Agroforestry in the Araku Valley
Orissa and Andhra Pradesh, India
The project aims to facilitate innovative partnerships among corporates, social enterprises and small farmers. The project activity mobilizes resource-poor farmers to raise tree plantations on farmlands, and proposes to link them to international carbon markets to enhance their livelihood opportunities. In collaboration with the private industry and small farmers, the project intends to deliver additional revenue to the participating farmers from the sale of carbon credits generated from the plantation activity on degraded lands. The project will be expanded by building on the success of CDM projects through scaling up and replication of activities. 1500 farmers will benefit from this program, both economically as well as socially through additional revenue, income generating activities and a multitude of co-benefits. 10000 tCO2 per annum worth of emission reductions to be generated, thereby enhancing the carbon sequestration potential.
10,000 tones of CO2
reducing per annum, thereby enhancing carbon sequestration potential
To benefit from the program, both economically and socially
Background of Project
The project plans to use afforestation of degraded land as a solution to control soil erosion and water runoff. It will enhance the carbon sequestration potential in degraded lands.
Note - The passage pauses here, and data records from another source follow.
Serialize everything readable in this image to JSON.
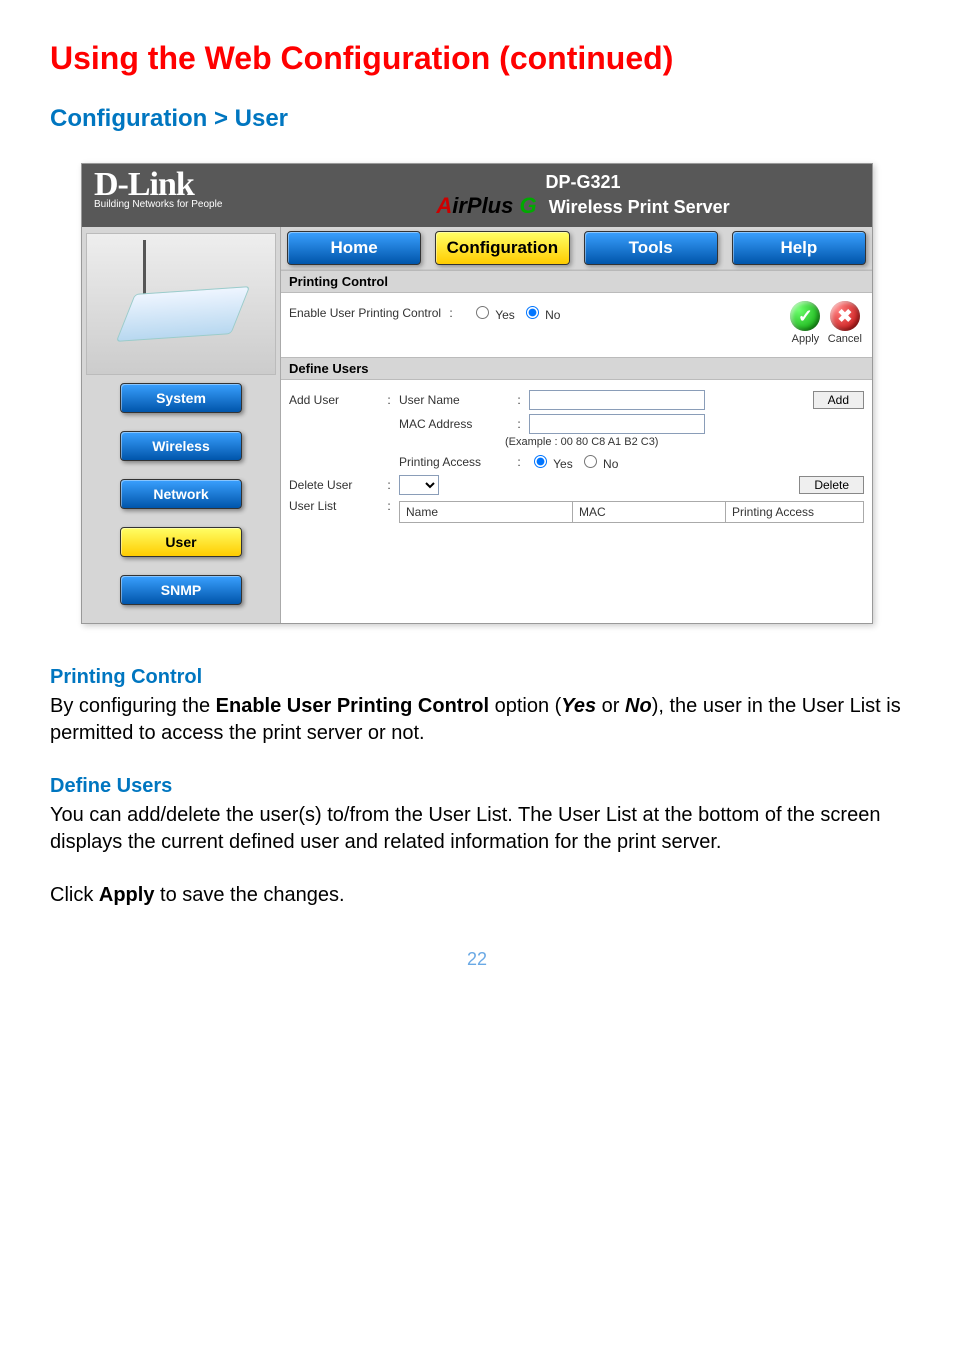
{
  "page": {
    "title": "Using the Web Configuration (continued)",
    "breadcrumb": "Configuration > User",
    "number": "22"
  },
  "header": {
    "logo_big": "D-Link",
    "logo_small": "Building Networks for People",
    "model": "DP-G321",
    "brand_a": "A",
    "brand_rest": "irPlus",
    "brand_g": " G",
    "wps": "Wireless Print Server"
  },
  "tabs": {
    "home": "Home",
    "configuration": "Configuration",
    "tools": "Tools",
    "help": "Help"
  },
  "sidebar": {
    "system": "System",
    "wireless": "Wireless",
    "network": "Network",
    "user": "User",
    "snmp": "SNMP"
  },
  "printing_control": {
    "section": "Printing Control",
    "enable_label": "Enable User Printing Control",
    "yes": "Yes",
    "no": "No",
    "apply": "Apply",
    "cancel": "Cancel"
  },
  "define_users": {
    "section": "Define Users",
    "add_user": "Add User",
    "user_name": "User Name",
    "mac_address": "MAC Address",
    "example": "(Example : 00 80 C8 A1 B2 C3)",
    "printing_access": "Printing Access",
    "yes": "Yes",
    "no": "No",
    "add_btn": "Add",
    "delete_user": "Delete User",
    "delete_btn": "Delete",
    "user_list": "User List",
    "col_name": "Name",
    "col_mac": "MAC",
    "col_access": "Printing Access"
  },
  "doc": {
    "pc_head": "Printing Control",
    "pc_text_1": "By configuring the ",
    "pc_bold_1": "Enable User Printing Control",
    "pc_text_2": " option (",
    "pc_ital_1": "Yes",
    "pc_text_3": " or ",
    "pc_ital_2": "No",
    "pc_text_4": "), the user in the User List is permitted to access the print server or not.",
    "du_head": "Define Users",
    "du_text": "You can add/delete the user(s) to/from the User List. The User List at the bottom of the screen displays the current defined user and related information for the print server.",
    "apply_1": "Click ",
    "apply_bold": "Apply",
    "apply_2": " to save the changes."
  }
}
The project aims to develop the market linkages and capacity building of various stakeholders. The project develops plantation and agroforestry models which can provide multiple co-benefits to farmers. It also focuses on ecological conservation of the indigenous biodiversity. Additionally, it provides an extra income source through carbon revenue and ensures empowered livelihoods of rural communities in the area.
Orissa and Andhra Pradesh, India
The project area is spread over a total of six districts in two Indian states namely Orissa and Andhra Pradesh. Rayagada, Koraput and Kalahandi districts in Orissa. The districts in Andhra Pradesh include Visakhapatnam, Srikakulam, and Vizianagaram with pre-dominance of indigenous population, mainly small landholders. The project boundary includes all discrete parcels of lands owned by different farmers in the blocks of the six districts. Best practices guidance, successful technologies and experiences gained from the previous forestry projects have been duly adopted. Current land use is minimal or intermittently used for rain-fed agriculture, and holds potential for expansion of cultivation of millets, cereals, pulses and various other crops given the adequate technological and financial support. The farmers will be divided into Farmer Producer Organizations (FPOs) for easy management and monitoring.
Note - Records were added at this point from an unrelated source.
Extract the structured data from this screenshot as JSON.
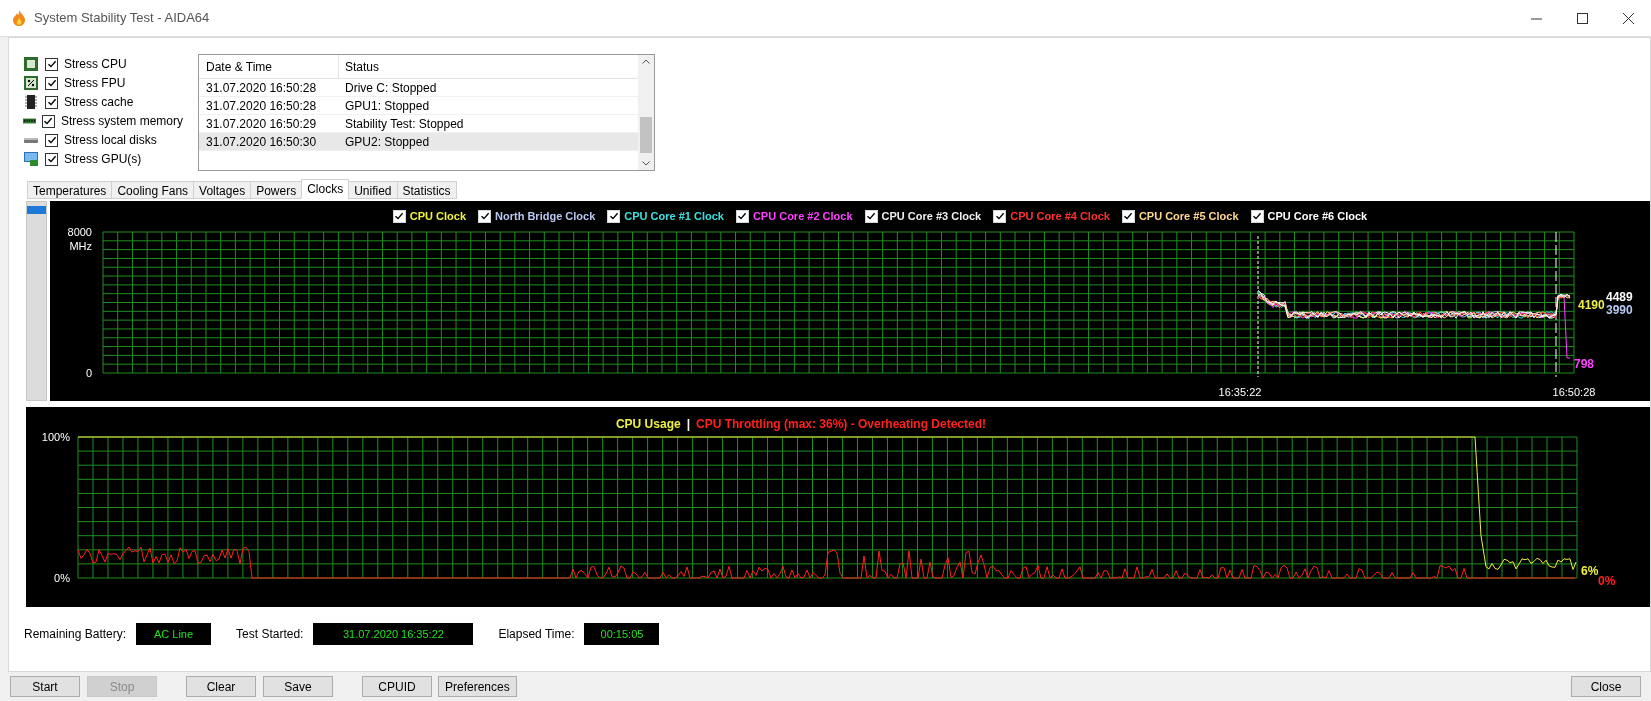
{
  "window": {
    "title": "System Stability Test - AIDA64"
  },
  "stress_options": [
    {
      "label": "Stress CPU",
      "checked": true,
      "kind": "cpu"
    },
    {
      "label": "Stress FPU",
      "checked": true,
      "kind": "fpu"
    },
    {
      "label": "Stress cache",
      "checked": true,
      "kind": "cache"
    },
    {
      "label": "Stress system memory",
      "checked": true,
      "kind": "memory"
    },
    {
      "label": "Stress local disks",
      "checked": true,
      "kind": "disk"
    },
    {
      "label": "Stress GPU(s)",
      "checked": true,
      "kind": "gpu"
    }
  ],
  "log": {
    "columns": [
      "Date & Time",
      "Status"
    ],
    "rows": [
      {
        "date_time": "31.07.2020 16:50:28",
        "status": "Drive C: Stopped",
        "selected": false
      },
      {
        "date_time": "31.07.2020 16:50:28",
        "status": "GPU1: Stopped",
        "selected": false
      },
      {
        "date_time": "31.07.2020 16:50:29",
        "status": "Stability Test: Stopped",
        "selected": false
      },
      {
        "date_time": "31.07.2020 16:50:30",
        "status": "GPU2: Stopped",
        "selected": true
      }
    ]
  },
  "tabs": [
    {
      "label": "Temperatures",
      "selected": false
    },
    {
      "label": "Cooling Fans",
      "selected": false
    },
    {
      "label": "Voltages",
      "selected": false
    },
    {
      "label": "Powers",
      "selected": false
    },
    {
      "label": "Clocks",
      "selected": true
    },
    {
      "label": "Unified",
      "selected": false
    },
    {
      "label": "Statistics",
      "selected": false
    }
  ],
  "clock_chart": {
    "legend": [
      {
        "label": "CPU Clock",
        "checked": true,
        "color": "#f0f040"
      },
      {
        "label": "North Bridge Clock",
        "checked": true,
        "color": "#b8c8f0"
      },
      {
        "label": "CPU Core #1 Clock",
        "checked": true,
        "color": "#40e0e0"
      },
      {
        "label": "CPU Core #2 Clock",
        "checked": true,
        "color": "#ff40ff"
      },
      {
        "label": "CPU Core #3 Clock",
        "checked": true,
        "color": "#f0f0f0"
      },
      {
        "label": "CPU Core #4 Clock",
        "checked": true,
        "color": "#ff3030"
      },
      {
        "label": "CPU Core #5 Clock",
        "checked": true,
        "color": "#ffd890"
      },
      {
        "label": "CPU Core #6 Clock",
        "checked": true,
        "color": "#ffffff"
      }
    ],
    "y_max_label": "8000",
    "y_unit": "MHz",
    "y_min_label": "0",
    "x_labels": [
      "16:35:22",
      "16:50:28"
    ],
    "readings": [
      {
        "text": "4489",
        "color": "#ffffff"
      },
      {
        "text": "4190",
        "color": "#f0f040"
      },
      {
        "text": "3990",
        "color": "#b8c8f0"
      },
      {
        "text": "798",
        "color": "#ff40ff"
      }
    ]
  },
  "usage_chart": {
    "legend": [
      {
        "label": "CPU Usage",
        "color": "#f0f040"
      },
      {
        "label": "|",
        "color": "#ffffff"
      },
      {
        "label": "CPU Throttling (max: 36%) - Overheating Detected!",
        "color": "#ff2020"
      }
    ],
    "y_max_label": "100%",
    "y_min_label": "0%",
    "readings": [
      {
        "text": "6%",
        "color": "#f0f040"
      },
      {
        "text": "0%",
        "color": "#ff2020"
      }
    ]
  },
  "status_fields": [
    {
      "label": "Remaining Battery:",
      "value": "AC Line"
    },
    {
      "label": "Test Started:",
      "value": "31.07.2020 16:35:22"
    },
    {
      "label": "Elapsed Time:",
      "value": "00:15:05"
    }
  ],
  "buttons": [
    {
      "label": "Start",
      "disabled": false
    },
    {
      "label": "Stop",
      "disabled": true
    },
    {
      "label": "Clear",
      "disabled": false
    },
    {
      "label": "Save",
      "disabled": false
    },
    {
      "label": "CPUID",
      "disabled": false
    },
    {
      "label": "Preferences",
      "disabled": false
    },
    {
      "label": "Close",
      "disabled": false
    }
  ]
}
The projects provide livelihood upliftment for marginalised farmers by the generation of additional income from carbon credits. Also builds partnerships with national and international research organisation to enhance applicable knowledge of agriculture. The project supports promotion of local financing arrangements for restoration of degraded lands by resource-poor farmers. It promotes gender sensitive strategies and improved regulations on cultural reservation. Additionally, it leads to improved air quality, soil quality, and biodiversity from the afforestation of degraded lands.